In a paper published in the March 29 issue of Nature, Dana Royer,
assistant professor of earth and environmental sciences, and two colleagues
from Yale University have used nearly 500 data points to create the most
comprehensive model of the relationship between CO2
and temperature to date. The findings indicate that over the last 420
million years increases in CO2
in the atmosphere have had a direct and calculable relationship to increases
in global surface temperatures.
Royer is the study’s primary investigator; his co-authors on the paper are
Robert Berner and Jeffrey Park who are both faculty at the Department of
Geology and Geophysics at Yale University.
The study provides the strongest and most conclusive evidence to date that,
in the history of the Earth, rises in atmospheric CO2
concentrations are directly linked to increases in global surface
temperatures.
“This link has been established by previous studies, but the most expansive
of these only went back about 15,000 years,” Royer says. “That’s barely a
blink of an eye in terms of the life of the planet.

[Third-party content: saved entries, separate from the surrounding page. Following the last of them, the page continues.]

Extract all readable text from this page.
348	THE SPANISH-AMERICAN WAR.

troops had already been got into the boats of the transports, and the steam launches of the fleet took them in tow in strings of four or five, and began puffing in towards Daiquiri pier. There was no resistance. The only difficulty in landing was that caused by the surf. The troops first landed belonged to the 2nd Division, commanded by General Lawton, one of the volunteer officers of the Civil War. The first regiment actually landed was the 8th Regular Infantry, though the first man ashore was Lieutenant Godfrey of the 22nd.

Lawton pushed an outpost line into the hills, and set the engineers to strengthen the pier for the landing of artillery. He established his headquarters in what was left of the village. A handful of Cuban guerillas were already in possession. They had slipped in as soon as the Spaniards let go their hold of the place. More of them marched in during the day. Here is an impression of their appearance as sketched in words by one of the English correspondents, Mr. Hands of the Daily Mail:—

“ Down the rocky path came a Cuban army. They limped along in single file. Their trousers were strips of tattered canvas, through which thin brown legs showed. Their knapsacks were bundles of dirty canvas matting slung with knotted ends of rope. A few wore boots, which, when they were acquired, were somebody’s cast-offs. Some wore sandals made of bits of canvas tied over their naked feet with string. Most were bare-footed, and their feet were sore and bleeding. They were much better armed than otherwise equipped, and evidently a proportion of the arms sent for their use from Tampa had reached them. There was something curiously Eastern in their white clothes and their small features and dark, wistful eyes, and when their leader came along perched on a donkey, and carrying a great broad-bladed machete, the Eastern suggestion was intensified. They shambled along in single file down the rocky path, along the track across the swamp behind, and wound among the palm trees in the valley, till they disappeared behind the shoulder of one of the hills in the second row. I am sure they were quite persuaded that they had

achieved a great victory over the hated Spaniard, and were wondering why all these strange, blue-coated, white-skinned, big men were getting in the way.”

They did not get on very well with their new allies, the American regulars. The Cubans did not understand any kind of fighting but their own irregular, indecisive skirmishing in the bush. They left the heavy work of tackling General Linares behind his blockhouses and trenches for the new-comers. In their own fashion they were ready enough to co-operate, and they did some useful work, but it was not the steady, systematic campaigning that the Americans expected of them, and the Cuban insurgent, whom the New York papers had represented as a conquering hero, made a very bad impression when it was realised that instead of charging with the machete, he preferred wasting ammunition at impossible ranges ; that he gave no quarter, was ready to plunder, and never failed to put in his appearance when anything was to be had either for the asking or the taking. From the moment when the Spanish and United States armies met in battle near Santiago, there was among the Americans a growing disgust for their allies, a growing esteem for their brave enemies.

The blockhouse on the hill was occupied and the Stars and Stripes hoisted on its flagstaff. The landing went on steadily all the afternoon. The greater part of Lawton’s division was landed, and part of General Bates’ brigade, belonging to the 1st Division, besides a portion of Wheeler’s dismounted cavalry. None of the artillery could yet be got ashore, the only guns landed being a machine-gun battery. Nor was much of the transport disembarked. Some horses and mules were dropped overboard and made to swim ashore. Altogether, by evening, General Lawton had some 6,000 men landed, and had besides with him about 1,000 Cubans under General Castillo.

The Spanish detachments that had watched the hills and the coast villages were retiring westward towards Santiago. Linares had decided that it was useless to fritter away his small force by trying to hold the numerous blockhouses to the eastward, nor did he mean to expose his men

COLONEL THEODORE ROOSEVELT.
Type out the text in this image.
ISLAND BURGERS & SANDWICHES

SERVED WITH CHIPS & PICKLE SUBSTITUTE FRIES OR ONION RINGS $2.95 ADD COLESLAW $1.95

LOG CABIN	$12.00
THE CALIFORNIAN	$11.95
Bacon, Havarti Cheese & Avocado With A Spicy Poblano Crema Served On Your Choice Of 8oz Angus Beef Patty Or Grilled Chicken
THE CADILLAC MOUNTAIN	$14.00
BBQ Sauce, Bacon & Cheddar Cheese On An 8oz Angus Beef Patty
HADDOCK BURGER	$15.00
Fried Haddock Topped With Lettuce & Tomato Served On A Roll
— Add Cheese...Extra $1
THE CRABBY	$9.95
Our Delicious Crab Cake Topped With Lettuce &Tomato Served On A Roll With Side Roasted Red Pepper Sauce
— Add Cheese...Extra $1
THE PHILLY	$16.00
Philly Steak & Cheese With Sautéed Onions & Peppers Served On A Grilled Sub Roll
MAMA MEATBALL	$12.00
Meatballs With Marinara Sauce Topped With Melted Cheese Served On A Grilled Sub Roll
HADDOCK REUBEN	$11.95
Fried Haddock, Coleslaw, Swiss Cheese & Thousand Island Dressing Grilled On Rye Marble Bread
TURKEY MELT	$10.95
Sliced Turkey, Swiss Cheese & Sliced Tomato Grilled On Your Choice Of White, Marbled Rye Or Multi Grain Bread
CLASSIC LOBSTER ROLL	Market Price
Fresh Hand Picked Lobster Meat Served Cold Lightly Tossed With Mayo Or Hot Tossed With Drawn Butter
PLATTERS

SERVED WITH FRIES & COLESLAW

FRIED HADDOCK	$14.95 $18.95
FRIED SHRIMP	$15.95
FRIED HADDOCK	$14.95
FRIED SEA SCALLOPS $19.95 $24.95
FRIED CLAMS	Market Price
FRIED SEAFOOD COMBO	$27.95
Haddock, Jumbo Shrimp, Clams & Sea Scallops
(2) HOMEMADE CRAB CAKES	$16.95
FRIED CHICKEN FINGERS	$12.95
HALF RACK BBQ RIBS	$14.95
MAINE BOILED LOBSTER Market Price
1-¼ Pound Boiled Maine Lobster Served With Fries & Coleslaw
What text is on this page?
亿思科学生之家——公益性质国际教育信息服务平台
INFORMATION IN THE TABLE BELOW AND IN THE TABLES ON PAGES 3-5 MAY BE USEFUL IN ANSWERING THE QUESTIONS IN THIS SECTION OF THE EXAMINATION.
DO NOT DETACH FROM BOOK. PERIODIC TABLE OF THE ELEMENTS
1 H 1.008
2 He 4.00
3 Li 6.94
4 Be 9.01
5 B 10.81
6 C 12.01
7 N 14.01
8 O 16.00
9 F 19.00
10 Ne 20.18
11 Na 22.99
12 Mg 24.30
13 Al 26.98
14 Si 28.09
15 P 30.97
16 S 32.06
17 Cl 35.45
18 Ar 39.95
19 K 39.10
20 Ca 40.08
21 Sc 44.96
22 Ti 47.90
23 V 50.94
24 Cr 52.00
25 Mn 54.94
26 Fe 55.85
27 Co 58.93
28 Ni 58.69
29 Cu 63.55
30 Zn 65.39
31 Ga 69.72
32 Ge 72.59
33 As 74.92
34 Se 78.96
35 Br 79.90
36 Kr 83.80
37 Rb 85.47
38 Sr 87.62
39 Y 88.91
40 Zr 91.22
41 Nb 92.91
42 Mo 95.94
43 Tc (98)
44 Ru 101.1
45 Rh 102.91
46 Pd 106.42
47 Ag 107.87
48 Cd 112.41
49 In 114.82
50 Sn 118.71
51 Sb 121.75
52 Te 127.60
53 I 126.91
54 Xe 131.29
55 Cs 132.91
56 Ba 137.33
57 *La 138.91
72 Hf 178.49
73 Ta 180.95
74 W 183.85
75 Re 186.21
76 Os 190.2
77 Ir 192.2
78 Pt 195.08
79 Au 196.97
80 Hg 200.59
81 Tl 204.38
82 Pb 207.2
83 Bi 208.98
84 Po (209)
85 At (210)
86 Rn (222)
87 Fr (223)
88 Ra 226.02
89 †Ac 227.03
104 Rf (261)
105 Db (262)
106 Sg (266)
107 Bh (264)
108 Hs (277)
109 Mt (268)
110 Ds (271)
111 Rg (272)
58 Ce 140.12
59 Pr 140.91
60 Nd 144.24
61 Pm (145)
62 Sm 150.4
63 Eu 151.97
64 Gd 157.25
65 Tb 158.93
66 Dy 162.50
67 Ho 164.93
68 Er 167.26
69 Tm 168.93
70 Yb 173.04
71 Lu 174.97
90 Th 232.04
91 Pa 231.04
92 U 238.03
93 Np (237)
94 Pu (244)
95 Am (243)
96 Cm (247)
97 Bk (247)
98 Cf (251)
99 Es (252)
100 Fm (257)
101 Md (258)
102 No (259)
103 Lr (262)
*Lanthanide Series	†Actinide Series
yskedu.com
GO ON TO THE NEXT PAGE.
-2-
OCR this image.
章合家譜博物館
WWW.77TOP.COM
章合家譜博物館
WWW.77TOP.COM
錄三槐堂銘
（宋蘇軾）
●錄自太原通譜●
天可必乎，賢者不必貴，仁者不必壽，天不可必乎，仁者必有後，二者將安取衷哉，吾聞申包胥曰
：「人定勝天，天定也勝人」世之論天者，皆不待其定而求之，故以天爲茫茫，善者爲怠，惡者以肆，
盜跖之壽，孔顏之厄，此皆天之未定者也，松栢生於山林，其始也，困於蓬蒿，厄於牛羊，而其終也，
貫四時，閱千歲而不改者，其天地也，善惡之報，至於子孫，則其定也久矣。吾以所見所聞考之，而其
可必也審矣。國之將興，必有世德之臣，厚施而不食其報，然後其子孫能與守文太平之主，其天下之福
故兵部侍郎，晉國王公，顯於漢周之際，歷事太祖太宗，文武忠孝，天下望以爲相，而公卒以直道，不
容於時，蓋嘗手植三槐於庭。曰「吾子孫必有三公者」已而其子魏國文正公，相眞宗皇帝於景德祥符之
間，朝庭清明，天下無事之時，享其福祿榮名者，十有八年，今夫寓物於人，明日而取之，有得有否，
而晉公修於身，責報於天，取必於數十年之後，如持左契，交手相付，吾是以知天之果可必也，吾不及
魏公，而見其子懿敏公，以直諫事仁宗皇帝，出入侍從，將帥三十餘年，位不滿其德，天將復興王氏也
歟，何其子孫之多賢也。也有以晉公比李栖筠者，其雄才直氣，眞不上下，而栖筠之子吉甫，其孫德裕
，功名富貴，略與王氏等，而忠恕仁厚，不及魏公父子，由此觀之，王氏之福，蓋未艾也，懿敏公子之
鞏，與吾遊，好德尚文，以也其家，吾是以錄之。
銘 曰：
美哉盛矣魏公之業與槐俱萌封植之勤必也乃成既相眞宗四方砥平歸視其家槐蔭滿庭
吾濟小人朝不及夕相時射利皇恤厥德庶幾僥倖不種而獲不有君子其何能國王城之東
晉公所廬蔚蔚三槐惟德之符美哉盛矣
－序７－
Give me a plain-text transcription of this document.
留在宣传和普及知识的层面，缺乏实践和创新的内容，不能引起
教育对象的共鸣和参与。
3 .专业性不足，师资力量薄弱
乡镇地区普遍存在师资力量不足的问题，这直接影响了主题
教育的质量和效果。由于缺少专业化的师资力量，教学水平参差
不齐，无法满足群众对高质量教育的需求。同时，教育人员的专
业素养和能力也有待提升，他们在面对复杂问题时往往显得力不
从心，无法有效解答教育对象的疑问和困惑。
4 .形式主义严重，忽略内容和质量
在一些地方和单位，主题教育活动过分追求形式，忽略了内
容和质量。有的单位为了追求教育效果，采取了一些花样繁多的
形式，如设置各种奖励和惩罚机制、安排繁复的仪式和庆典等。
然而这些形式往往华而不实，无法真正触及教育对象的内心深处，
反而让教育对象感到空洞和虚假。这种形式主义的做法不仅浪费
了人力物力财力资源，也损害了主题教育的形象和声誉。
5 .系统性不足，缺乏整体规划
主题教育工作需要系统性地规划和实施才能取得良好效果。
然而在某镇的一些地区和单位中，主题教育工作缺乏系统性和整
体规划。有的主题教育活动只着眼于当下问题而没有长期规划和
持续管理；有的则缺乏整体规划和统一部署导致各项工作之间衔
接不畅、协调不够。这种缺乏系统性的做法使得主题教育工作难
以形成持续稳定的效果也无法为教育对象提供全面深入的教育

Our study went back much
further in time. It was intriguing that much of what we found was consistent
with these other studies.
Specifically, what Royer and his co-investigators found was that every
doubling of atmospheric CO2
concentrations resulted in an approximately 3° C (approx 5 ° F) increase in
global surface temperature. This ratio is consistent with shorter-term
models and surveys.
Of course, identifying accurate data points for atmospheric CO2
are what make studies such as these difficult. Before approximately 50 years
ago, there were no atmospheric CO2
measurements made directly by human beings. However, scientists have been
able to use a variety of methods that rely on studies of soil, sediments,
sea beds, and even fossils.
“One method involves analyzing the stomata of certain kinds of fossilized
plants,” Royer says. “When the CO2
concentrations are higher, plants will have
fewer pores for gas exchange. When it is lower, these plants will have more
pores. This information can be combined with what we know about the
temperature and other environmental factors from that period in a particular
kind of modeling.”
Royer and his fellow researchers were able to draw together the data
generated from a variety of methods to create their study.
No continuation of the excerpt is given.